To take the bike theme a little further this time, imagine your first bike. It probably had training wheels, didn’t it? (I recently heard a kid refer to his as a “four wheeler” to make it sound cooler…two main wheels & two training wheels on the side.) That’s the financial reports “bike” we’re going to build over the next few articles. Each report will represent one of the wheels: Balance Sheet, Income Statement, and Cash Flow.
“Wait a minute,” you say. “I thought this bike had 4 wheels. That’s only 3! I thought you were supposed to be good with numbers!”
You are very observant, Daniel-san. And you have passed the first test. (I know I’m mixing my metaphors here, but..come on…there’s always room for Karate Kid! Wax on. Wax off.)
The 4th report we’ll introduce you to at the end of this series is one we’ve developed at Patrick Accounting exclusively for our clients. We call it the Scorecard, and we think you’re going to love it. More on that later. But now:
So today, we start with a look at our first report: The Balance Sheet
What is it?
Your balance sheet shows you the financial position of your business on any given day. It is typically generated at the end of a month, quarter, or year. The basic equation used is:
Assets = Liabilities + Equity.
It let’s you and other interested parties see exactly what your business has as well as what it owes at that particular point in time. It’s a great tool to help you evaluate the overall health of your business. Potential creditors, investors, and even some customers may find it useful when they are considering whether or not to attach their hard-earned money to your company.
3 Things You Should Understand About Your Balance Sheet
To fully understand your Balance Sheet, it’s as easy as knowing what makes up the 3 parts of the equation above. So let’s dive in!
These are things your business owns that have future value. If you can sell it or trade it at some point to get something else you want…it’s an asset. (Unfortunately, your winning smile and killer charm–though they may be assets socially–don’t qualify here.)Examples of common assets your business probably has:
- Cash (Your bank accounts)
- Accounts Receivables (money owed to you from your customers)
Anything you owe someone else is a liability. (The slacker nephew you never should have hired may also be considered a different kind of liability, but there’s just not a way to write that on your Balance Sheet.) You can think of liabilities as the part of your company’s total assets that someone else can claim instead of you.
- Accounts Payable
- Payroll Taxes collected from your employees but not paid to the government yet
- Total Loan Amounts due
- Customer Deposits (for work not yet completed)
This is the good stuff! Equity is the part of your total assets that you get to keep (for a while anyway). Lots of factors can make this number go up or down. Revenue you hold on to increases your equity while withdrawals (money taken out for personal use) and expenses decrease it.Equity is generally made up of:
- Money invested in the business
- Retained Earnings (Profits of the business not taken out yet)

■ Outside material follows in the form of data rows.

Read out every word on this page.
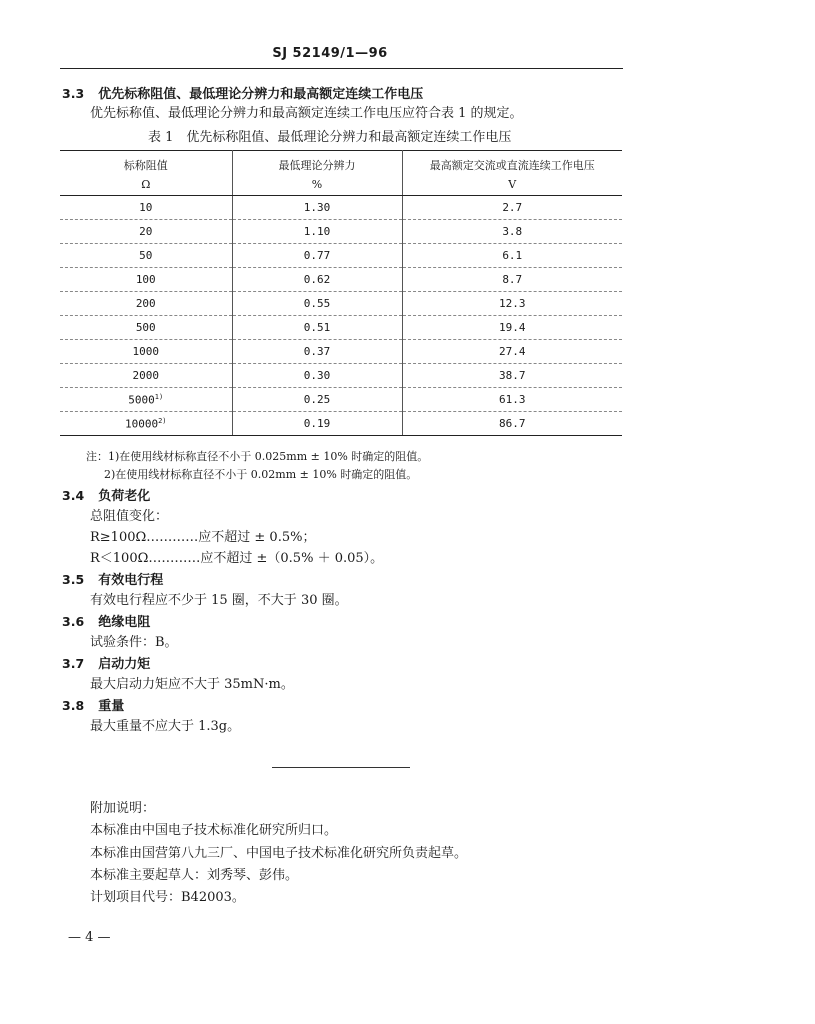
SJ 52149/1—96
3.3 优先标称阻值、最低理论分辨力和最高额定连续工作电压
优先标称值、最低理论分辨力和最高额定连续工作电压应符合表 1 的规定。
表 1　优先标称阻值、最低理论分辨力和最高额定连续工作电压
标称阻值	最低理论分辨力	最高额定交流或直流连续工作电压
Ω	%	V
10	1.30	2.7
20	1.10	3.8
50	0.77	6.1
100	0.62	8.7
200	0.55	12.3
500	0.51	19.4
1000	0.37	27.4
2000	0.30	38.7
5000$^{1)}$	0.25	61.3
10000$^{2)}$	0.19	86.7
注：1)在使用线材标称直径不小于 0.025mm ± 10% 时确定的阻值。
2)在使用线材标称直径不小于 0.02mm ± 10% 时确定的阻值。
3.4 负荷老化
总阻值变化：
R≥100Ω…………应不超过 ± 0.5%；
R＜100Ω…………应不超过 ±（0.5% ＋ 0.05）。
3.5 有效电行程
有效电行程应不少于 15 圈，不大于 30 圈。
3.6 绝缘电阻
试验条件：B。
3.7 启动力矩
最大启动力矩应不大于 35mN·m。
3.8 重量
最大重量不应大于 1.3g。
附加说明：
本标准由中国电子技术标准化研究所归口。
本标准由国营第八九三厂、中国电子技术标准化研究所负责起草。
本标准主要起草人：刘秀琴、彭伟。
计划项目代号：B42003。
— 4 —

- Current net profit (your revenue less your expenses, there’s more about this in the upcoming article on Income Statements)
Note: Equity only shows you the book value of your business. It does not reflect its market value. Since things you purchased either appreciate or depreciate over time, what someone would pay to buy your business (market value) can be vastly different from the numbers that show up here on your Balance Sheet.
If you’re interested in learning even more about Balance Sheets, take a look at this helpful video from Kahn Academy.
It may seem like a lot, but hang in there, grasshopper. Like Mr. Miyagi said, “Man who catch fly with chopstick, accomplish anything.”